Other challenges along the course include Braveheart a curved and steep downhill drop.
More than 10,000 people have bought tickets to witness the thrilling action up close as the athletes race the course, which forms a figure of eight. The men have to complete seven laps to the finishing line and the women five.
David Grevemberg, Glasgow 2014 Chief Executive, said:
“Mountain biking offers a fantastic opportunity to get more people involved in cycling through the inspiration of seeing some of the worlds’ best cyclists at the Commonwealth Games. The Cathkin Braes course will be used for years to come by riders of all ages and experience, making it one of many of the tangible benefits the Games will leave for local communities.”
Cabinet Secretary Commonwealth Games and Sport, Shona Robison said:
“Scotland is one of the best places in the world for mountain biking and the excellent facilities at Cathkin Braes will help create a lasting legacy for Glasgow and the rest of the country. As well as getting people active the course can attract future competitions and help develop the sport and raise its profile. We are about to see some fantastic mountain bike action at the Commonwealth Games, with great trails across Scotland, anyone inspired by what they see is a short journey from an exciting course to suit their ability.”

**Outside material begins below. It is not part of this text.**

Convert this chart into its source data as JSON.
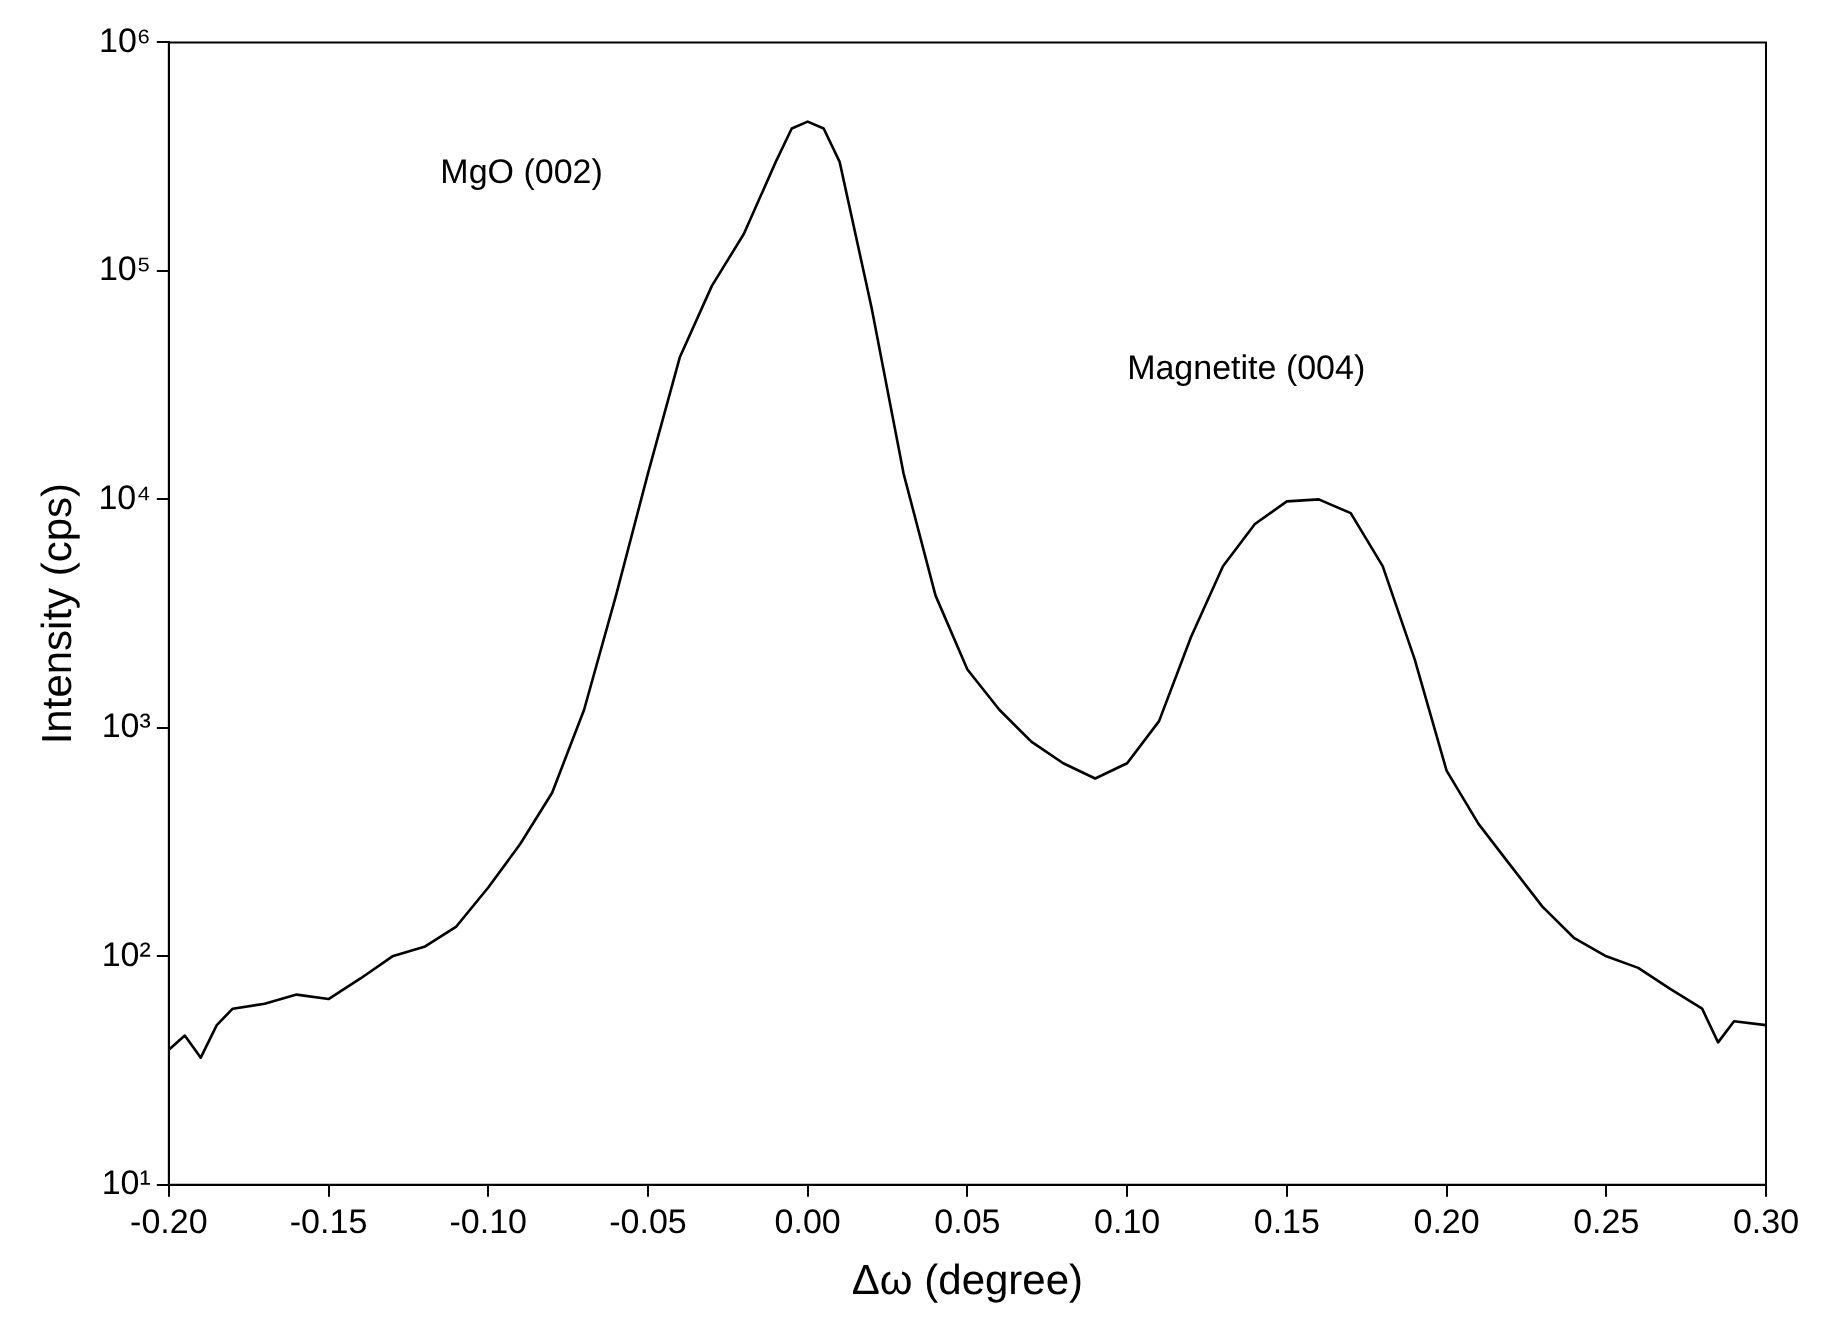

Councillor Archie Graham, Executive Member for the Commonwealth Games at Glasgow City Council, said:
"The Mountain Biking competition will bring more memorable sport to the Games, and provide another new striking perspective of Glasgow for spectators and vieers. Team Scotland has done fantastically well on the track so far at the Sir Chris Hoy Velodrome, and I am sure the achievements of all the cyclists on the various surfaces will inspire Glaswegians to use our fantastic new facilities and enjoy a sporting legacy from the Games."
Councillor Eddie McAvoy, Leader of South Lanarkshire Council said:
“We are looking forward to the Commonwealth Games experience at Cathkin at what will be an exciting event. Good luck to everyone competing in the mountain bike challenge.”
Cathkin Braes Country Park covers 199 hectares (493 acres) and is a site of importance for nature conservation. It extends from Blairbeth Golf Course in the east to Windlaw Farm in the west and has a wide range of local habitats includes marsh, heath, scrub, grassland, hedgerows and ancient woodlands.
On a clear day from Queen Mary's seat - a large cairn in the area where Mary Queen of Scots is said to have observed the defeat of her forces at the Battle of Langside on 13 May 1558 - it’s possible to see as far as Ben Lomond to the north and Goatfell to the west.
The trail opened for public use in 2013. Last summer, Cathkin Braes hosted the British National Championships and in April the Scottish Champions.